Liversedge went with him to Bernard Street. Sanderthwaite paused before the door of a house which, like most of them in the street, was obviously a lodging or boarding establishment, and producing a latch-key led the detective into a narrow hall. There was an open door on their left, and from the room within came the sound of a woman’s voice, high pitched, vibrant with long-suppressed hatred.

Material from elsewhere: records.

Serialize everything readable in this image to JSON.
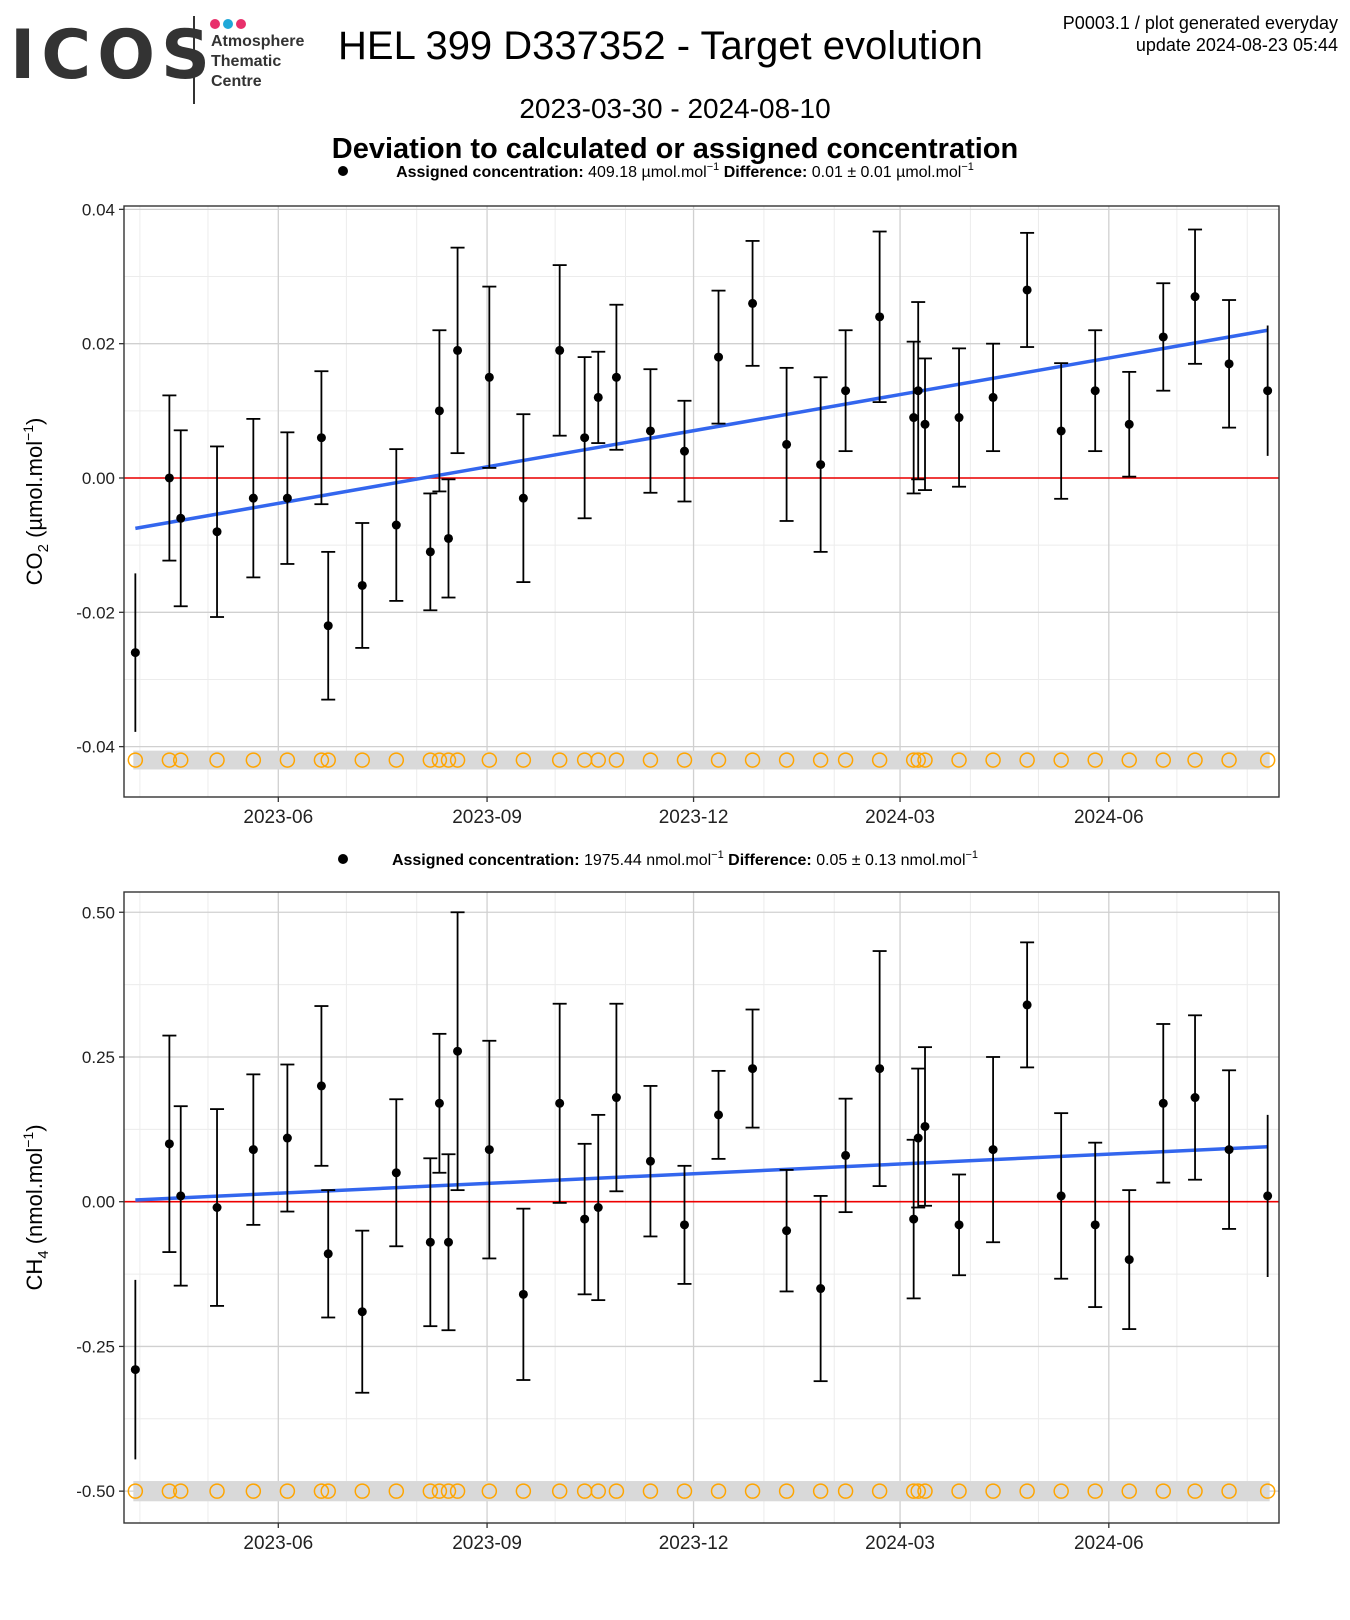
{
  "header": {
    "logo_text": "ICOS",
    "logo_subtext": [
      "Atmosphere",
      "Thematic",
      "Centre"
    ],
    "logo_dot_colors": [
      "#e8306b",
      "#1fa8d8",
      "#e8306b"
    ],
    "title": "HEL 399 D337352 - Target evolution",
    "info_line1": "P0003.1 / plot generated everyday",
    "info_line2": "update  2024-08-23 05:44",
    "date_range": "2023-03-30 - 2024-08-10",
    "subtitle": "Deviation to calculated or assigned concentration"
  },
  "colors": {
    "points": "#000000",
    "trend": "#3366ee",
    "zero_line": "#ee0000",
    "flag_circles": "#ffa500",
    "flag_band": "#d9d9d9",
    "grid_major": "#d0d0d0",
    "grid_minor": "#ececec"
  },
  "chart_data": [
    {
      "type": "scatter",
      "legend": {
        "label1": "Assigned concentration:",
        "value1": "409.18 µmol.mol",
        "sup1": "−1",
        "label2": "Difference:",
        "value2": "0.01 ± 0.01 µmol.mol",
        "sup2": "−1"
      },
      "ylabel_main": "CO",
      "ylabel_sub": "2",
      "ylabel_rest": " (µmol.mol",
      "ylabel_sup": "−1",
      "ylabel_end": ")",
      "xlim": [
        "2023-03-25",
        "2024-08-15"
      ],
      "ylim": [
        -0.0475,
        0.0405
      ],
      "y_ticks": [
        -0.04,
        -0.02,
        0.0,
        0.02,
        0.04
      ],
      "y_tick_labels": [
        "-0.04",
        "-0.02",
        "0.00",
        "0.02",
        "0.04"
      ],
      "x_ticks": [
        "2023-06-01",
        "2023-09-01",
        "2023-12-01",
        "2024-03-01",
        "2024-06-01"
      ],
      "x_tick_labels": [
        "2023-06",
        "2023-09",
        "2023-12",
        "2024-03",
        "2024-06"
      ],
      "flag_y": -0.042,
      "trend": {
        "x": [
          "2023-03-30",
          "2024-08-10"
        ],
        "y": [
          -0.0075,
          0.022
        ]
      },
      "points": [
        {
          "date": "2023-03-30",
          "y": -0.026,
          "err": 0.0118
        },
        {
          "date": "2023-04-14",
          "y": 0.0,
          "err": 0.0123
        },
        {
          "date": "2023-04-19",
          "y": -0.006,
          "err": 0.0131
        },
        {
          "date": "2023-05-05",
          "y": -0.008,
          "err": 0.0127
        },
        {
          "date": "2023-05-21",
          "y": -0.003,
          "err": 0.0118
        },
        {
          "date": "2023-06-05",
          "y": -0.003,
          "err": 0.0098
        },
        {
          "date": "2023-06-20",
          "y": 0.006,
          "err": 0.0099
        },
        {
          "date": "2023-06-23",
          "y": -0.022,
          "err": 0.011
        },
        {
          "date": "2023-07-08",
          "y": -0.016,
          "err": 0.0093
        },
        {
          "date": "2023-07-23",
          "y": -0.007,
          "err": 0.0113
        },
        {
          "date": "2023-08-07",
          "y": -0.011,
          "err": 0.0087
        },
        {
          "date": "2023-08-11",
          "y": 0.01,
          "err": 0.012
        },
        {
          "date": "2023-08-15",
          "y": -0.009,
          "err": 0.0088
        },
        {
          "date": "2023-08-19",
          "y": 0.019,
          "err": 0.0153
        },
        {
          "date": "2023-09-02",
          "y": 0.015,
          "err": 0.0135
        },
        {
          "date": "2023-09-17",
          "y": -0.003,
          "err": 0.0125
        },
        {
          "date": "2023-10-03",
          "y": 0.019,
          "err": 0.0127
        },
        {
          "date": "2023-10-14",
          "y": 0.006,
          "err": 0.012
        },
        {
          "date": "2023-10-20",
          "y": 0.012,
          "err": 0.0068
        },
        {
          "date": "2023-10-28",
          "y": 0.015,
          "err": 0.0108
        },
        {
          "date": "2023-11-12",
          "y": 0.007,
          "err": 0.0092
        },
        {
          "date": "2023-11-27",
          "y": 0.004,
          "err": 0.0075
        },
        {
          "date": "2023-12-12",
          "y": 0.018,
          "err": 0.0099
        },
        {
          "date": "2023-12-27",
          "y": 0.026,
          "err": 0.0093
        },
        {
          "date": "2024-01-11",
          "y": 0.005,
          "err": 0.0114
        },
        {
          "date": "2024-01-26",
          "y": 0.002,
          "err": 0.013
        },
        {
          "date": "2024-02-06",
          "y": 0.013,
          "err": 0.009
        },
        {
          "date": "2024-02-21",
          "y": 0.024,
          "err": 0.0127
        },
        {
          "date": "2024-03-07",
          "y": 0.009,
          "err": 0.0113
        },
        {
          "date": "2024-03-09",
          "y": 0.013,
          "err": 0.0132
        },
        {
          "date": "2024-03-12",
          "y": 0.008,
          "err": 0.0098
        },
        {
          "date": "2024-03-27",
          "y": 0.009,
          "err": 0.0103
        },
        {
          "date": "2024-04-11",
          "y": 0.012,
          "err": 0.008
        },
        {
          "date": "2024-04-26",
          "y": 0.028,
          "err": 0.0085
        },
        {
          "date": "2024-05-11",
          "y": 0.007,
          "err": 0.0101
        },
        {
          "date": "2024-05-26",
          "y": 0.013,
          "err": 0.009
        },
        {
          "date": "2024-06-10",
          "y": 0.008,
          "err": 0.0078
        },
        {
          "date": "2024-06-25",
          "y": 0.021,
          "err": 0.008
        },
        {
          "date": "2024-07-09",
          "y": 0.027,
          "err": 0.01
        },
        {
          "date": "2024-07-24",
          "y": 0.017,
          "err": 0.0095
        },
        {
          "date": "2024-08-10",
          "y": 0.013,
          "err": 0.0097
        }
      ]
    },
    {
      "type": "scatter",
      "legend": {
        "label1": "Assigned concentration:",
        "value1": "1975.44 nmol.mol",
        "sup1": "−1",
        "label2": "Difference:",
        "value2": "0.05 ± 0.13 nmol.mol",
        "sup2": "−1"
      },
      "ylabel_main": "CH",
      "ylabel_sub": "4",
      "ylabel_rest": " (nmol.mol",
      "ylabel_sup": "−1",
      "ylabel_end": ")",
      "xlim": [
        "2023-03-25",
        "2024-08-15"
      ],
      "ylim": [
        -0.555,
        0.535
      ],
      "y_ticks": [
        -0.5,
        -0.25,
        0.0,
        0.25,
        0.5
      ],
      "y_tick_labels": [
        "-0.50",
        "-0.25",
        "0.00",
        "0.25",
        "0.50"
      ],
      "x_ticks": [
        "2023-06-01",
        "2023-09-01",
        "2023-12-01",
        "2024-03-01",
        "2024-06-01"
      ],
      "x_tick_labels": [
        "2023-06",
        "2023-09",
        "2023-12",
        "2024-03",
        "2024-06"
      ],
      "flag_y": -0.5,
      "trend": {
        "x": [
          "2023-03-30",
          "2024-08-10"
        ],
        "y": [
          0.003,
          0.095
        ]
      },
      "points": [
        {
          "date": "2023-03-30",
          "y": -0.29,
          "err": 0.155
        },
        {
          "date": "2023-04-14",
          "y": 0.1,
          "err": 0.187
        },
        {
          "date": "2023-04-19",
          "y": 0.01,
          "err": 0.155
        },
        {
          "date": "2023-05-05",
          "y": -0.01,
          "err": 0.17
        },
        {
          "date": "2023-05-21",
          "y": 0.09,
          "err": 0.13
        },
        {
          "date": "2023-06-05",
          "y": 0.11,
          "err": 0.127
        },
        {
          "date": "2023-06-20",
          "y": 0.2,
          "err": 0.138
        },
        {
          "date": "2023-06-23",
          "y": -0.09,
          "err": 0.11
        },
        {
          "date": "2023-07-08",
          "y": -0.19,
          "err": 0.14
        },
        {
          "date": "2023-07-23",
          "y": 0.05,
          "err": 0.127
        },
        {
          "date": "2023-08-07",
          "y": -0.07,
          "err": 0.145
        },
        {
          "date": "2023-08-11",
          "y": 0.17,
          "err": 0.12
        },
        {
          "date": "2023-08-15",
          "y": -0.07,
          "err": 0.152
        },
        {
          "date": "2023-08-19",
          "y": 0.26,
          "err": 0.24
        },
        {
          "date": "2023-09-02",
          "y": 0.09,
          "err": 0.188
        },
        {
          "date": "2023-09-17",
          "y": -0.16,
          "err": 0.148
        },
        {
          "date": "2023-10-03",
          "y": 0.17,
          "err": 0.172
        },
        {
          "date": "2023-10-14",
          "y": -0.03,
          "err": 0.13
        },
        {
          "date": "2023-10-20",
          "y": -0.01,
          "err": 0.16
        },
        {
          "date": "2023-10-28",
          "y": 0.18,
          "err": 0.162
        },
        {
          "date": "2023-11-12",
          "y": 0.07,
          "err": 0.13
        },
        {
          "date": "2023-11-27",
          "y": -0.04,
          "err": 0.102
        },
        {
          "date": "2023-12-12",
          "y": 0.15,
          "err": 0.076
        },
        {
          "date": "2023-12-27",
          "y": 0.23,
          "err": 0.102
        },
        {
          "date": "2024-01-11",
          "y": -0.05,
          "err": 0.105
        },
        {
          "date": "2024-01-26",
          "y": -0.15,
          "err": 0.16
        },
        {
          "date": "2024-02-06",
          "y": 0.08,
          "err": 0.098
        },
        {
          "date": "2024-02-21",
          "y": 0.23,
          "err": 0.203
        },
        {
          "date": "2024-03-07",
          "y": -0.03,
          "err": 0.137
        },
        {
          "date": "2024-03-09",
          "y": 0.11,
          "err": 0.12
        },
        {
          "date": "2024-03-12",
          "y": 0.13,
          "err": 0.137
        },
        {
          "date": "2024-03-27",
          "y": -0.04,
          "err": 0.087
        },
        {
          "date": "2024-04-11",
          "y": 0.09,
          "err": 0.16
        },
        {
          "date": "2024-04-26",
          "y": 0.34,
          "err": 0.108
        },
        {
          "date": "2024-05-11",
          "y": 0.01,
          "err": 0.143
        },
        {
          "date": "2024-05-26",
          "y": -0.04,
          "err": 0.142
        },
        {
          "date": "2024-06-10",
          "y": -0.1,
          "err": 0.12
        },
        {
          "date": "2024-06-25",
          "y": 0.17,
          "err": 0.137
        },
        {
          "date": "2024-07-09",
          "y": 0.18,
          "err": 0.142
        },
        {
          "date": "2024-07-24",
          "y": 0.09,
          "err": 0.137
        },
        {
          "date": "2024-08-10",
          "y": 0.01,
          "err": 0.14
        }
      ]
    }
  ]
}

“I hope James Land will hang by the neck till he’s dead---dead---dead!” said the voice. “I wish he could be drawn and quartered as well as hanged! I don’t care that, if he’s as innocent of this last affair as you are! He wasn’t innocent when he robbed me twenty-five years ago! I hope to God they’ll catch him, and convict him, and hang him! If I knew he was innocent and could prove it, I wouldn’t speak one syllable to save him! Damn James Land---and his daughter too! I hope she’ll starve, as we’ve had to, more than once, through his fault!”